Author: Paul Veradittakit Source: VeradiVerdict Translation: Shan Oppa, Golden Finance
DeepSeek Originally High- A sub-project of Flyer hedge funds, launched by several thousand Nvidia GPUs. The DeepSeek R1 cost over $1 billion and used 2,000 Nvidia H800GPUs and took 55 days to beat OpenAI’s benchmark for the o1 model, which required hundreds of billions of dollars and over 16,000 advanced GPUs to develop, shocked the world.
DeepSeek R1 has 671 billion parameters, while GPT-4 has 1.76 trillion parameters. Large models of OpenAI may require thousands of GPUs for training and high-end clusters for inference, while DeepSeek 7B and 67B can run on consumer-grade hardware (a handful of A100s or H100s).
DeepSeek-R1 and competitors
In response, Nvidia's share price fell 18% (a loss of $600 billion in market capitalization). The old idea that AI models must be closed source and computationally expensive to succeed is collapsing.
Existing decentralized artificial intelligence narrativeUnlock the mystery of the Crypto x AI stackAI x Crypto project believes that crowdsourcing, public, and decentralized AI will eventually create better models than centralized AI.
That's not the case, as the highest performing models come from closed-source companies such as OpenAI and Anthropic. Crypto x AI companies have adapted to this situation, focusing on infrastructure rather than model building.
For example, GPU markets such as Akash, Render, IoNet and Exabits have achieved sustainable revenue. Companies that allow users to share network bandwidth(such as Grass and Gradient) have found their own niche, which is to provide distributed network crawling services to web2 customers. Storage networks such as Arweave, Filecoin and Ocean have also achieved good results as they become the building platforms for these projects. Supply networks are thriving because they can tailor cheaper and more scalable services for off-chain customers.
Messari Report on DePin and AI x Crypto
Now, GPUs and financial resources are no longer limits to creating high-quality AI models, web3 AI companies can focus on replicating the effectiveness of DeepSeek while providing modality, user ownership, censorship resistance, privacy and other new advantages.
Pantera provides funds to companies such as SaharaAI and Sentient, which believe that these companies can meet or exceed the performance of traditional AI companies while maintaining competition by providing other services force.
For example, Sahara AI is building a platform where anyone can monetize AI models, datasets, and applications in a collaborative space. Users can manually train models without permission, provide training data, and use codeless tools to create customized AI models. They can only meet the needs of all these stakeholders (AI developers, users, resource providers) because everything is closely related to their native Sahara blockchain.
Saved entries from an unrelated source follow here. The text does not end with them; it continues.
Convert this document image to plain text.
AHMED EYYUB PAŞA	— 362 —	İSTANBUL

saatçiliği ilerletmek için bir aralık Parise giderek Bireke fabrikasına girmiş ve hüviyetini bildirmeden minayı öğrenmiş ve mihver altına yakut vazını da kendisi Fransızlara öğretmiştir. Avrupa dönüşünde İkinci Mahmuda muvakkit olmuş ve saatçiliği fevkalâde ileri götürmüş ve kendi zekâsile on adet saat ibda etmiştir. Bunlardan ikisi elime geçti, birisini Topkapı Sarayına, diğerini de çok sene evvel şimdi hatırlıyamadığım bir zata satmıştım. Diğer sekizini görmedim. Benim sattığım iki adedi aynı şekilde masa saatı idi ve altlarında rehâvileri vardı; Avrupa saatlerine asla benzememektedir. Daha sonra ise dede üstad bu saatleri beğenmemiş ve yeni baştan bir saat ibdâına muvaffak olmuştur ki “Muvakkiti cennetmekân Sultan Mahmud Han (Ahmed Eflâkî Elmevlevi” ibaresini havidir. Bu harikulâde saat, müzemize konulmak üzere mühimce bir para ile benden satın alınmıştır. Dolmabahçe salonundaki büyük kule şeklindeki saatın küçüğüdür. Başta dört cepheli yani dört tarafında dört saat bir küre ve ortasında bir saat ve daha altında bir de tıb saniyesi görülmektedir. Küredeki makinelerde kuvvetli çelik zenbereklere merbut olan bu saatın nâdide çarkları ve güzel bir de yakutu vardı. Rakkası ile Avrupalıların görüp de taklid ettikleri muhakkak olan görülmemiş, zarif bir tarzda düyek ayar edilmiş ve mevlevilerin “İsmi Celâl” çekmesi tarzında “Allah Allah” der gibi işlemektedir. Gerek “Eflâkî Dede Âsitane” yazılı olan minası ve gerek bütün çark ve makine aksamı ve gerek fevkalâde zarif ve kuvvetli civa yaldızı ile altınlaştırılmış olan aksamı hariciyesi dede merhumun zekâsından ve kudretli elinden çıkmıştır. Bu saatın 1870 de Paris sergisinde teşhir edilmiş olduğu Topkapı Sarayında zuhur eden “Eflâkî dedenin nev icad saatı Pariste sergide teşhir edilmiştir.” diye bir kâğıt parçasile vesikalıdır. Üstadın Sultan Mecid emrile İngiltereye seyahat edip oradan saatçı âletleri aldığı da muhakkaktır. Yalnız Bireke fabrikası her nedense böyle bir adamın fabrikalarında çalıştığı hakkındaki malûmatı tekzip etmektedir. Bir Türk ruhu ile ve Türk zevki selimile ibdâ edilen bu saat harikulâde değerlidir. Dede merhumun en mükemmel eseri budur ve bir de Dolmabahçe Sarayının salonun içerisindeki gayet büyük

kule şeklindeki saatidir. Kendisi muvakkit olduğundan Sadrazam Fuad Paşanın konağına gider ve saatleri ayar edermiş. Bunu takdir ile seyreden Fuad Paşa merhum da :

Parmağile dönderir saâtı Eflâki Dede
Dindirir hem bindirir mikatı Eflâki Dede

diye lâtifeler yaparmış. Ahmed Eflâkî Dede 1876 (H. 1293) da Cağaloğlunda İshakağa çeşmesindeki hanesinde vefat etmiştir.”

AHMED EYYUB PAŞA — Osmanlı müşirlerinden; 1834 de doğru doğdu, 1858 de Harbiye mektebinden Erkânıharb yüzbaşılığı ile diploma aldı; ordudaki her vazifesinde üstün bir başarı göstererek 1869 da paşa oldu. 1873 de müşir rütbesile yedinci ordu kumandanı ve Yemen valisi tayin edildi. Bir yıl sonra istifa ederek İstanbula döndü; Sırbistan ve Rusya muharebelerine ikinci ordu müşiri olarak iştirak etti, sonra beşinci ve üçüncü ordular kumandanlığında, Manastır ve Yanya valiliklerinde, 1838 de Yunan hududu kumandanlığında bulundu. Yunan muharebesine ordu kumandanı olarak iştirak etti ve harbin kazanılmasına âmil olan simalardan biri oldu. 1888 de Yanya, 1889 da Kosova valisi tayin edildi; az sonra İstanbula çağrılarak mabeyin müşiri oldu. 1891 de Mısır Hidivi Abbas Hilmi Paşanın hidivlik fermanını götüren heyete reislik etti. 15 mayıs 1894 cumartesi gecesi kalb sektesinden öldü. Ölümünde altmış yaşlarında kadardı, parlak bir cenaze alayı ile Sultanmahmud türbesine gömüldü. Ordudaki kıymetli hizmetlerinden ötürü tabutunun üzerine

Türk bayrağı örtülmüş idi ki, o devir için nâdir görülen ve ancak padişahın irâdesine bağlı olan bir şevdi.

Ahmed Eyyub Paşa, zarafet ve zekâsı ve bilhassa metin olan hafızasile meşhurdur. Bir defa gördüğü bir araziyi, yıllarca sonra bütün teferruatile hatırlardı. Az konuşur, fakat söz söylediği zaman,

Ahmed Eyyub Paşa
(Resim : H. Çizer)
The future of artificial intelligence will be built by Web3 infrastructure. DeepSeek has proven that high-performance AI models do not have to be built in closed source, nor do they have to bear the computational cost. I'm very happy to see an AI model developed next year using the full web3 AI stack.I believe that supply-side projects will continue to grow, and consumer-oriented projects can leverage their ability to build networks that invite community participation to start competing with web2 competitors . For example, users are willing to register to train web3 models and actively try these models through hackathons and funding programs.
In the near future, I believe that the best performing AI model will be built onOn the chain.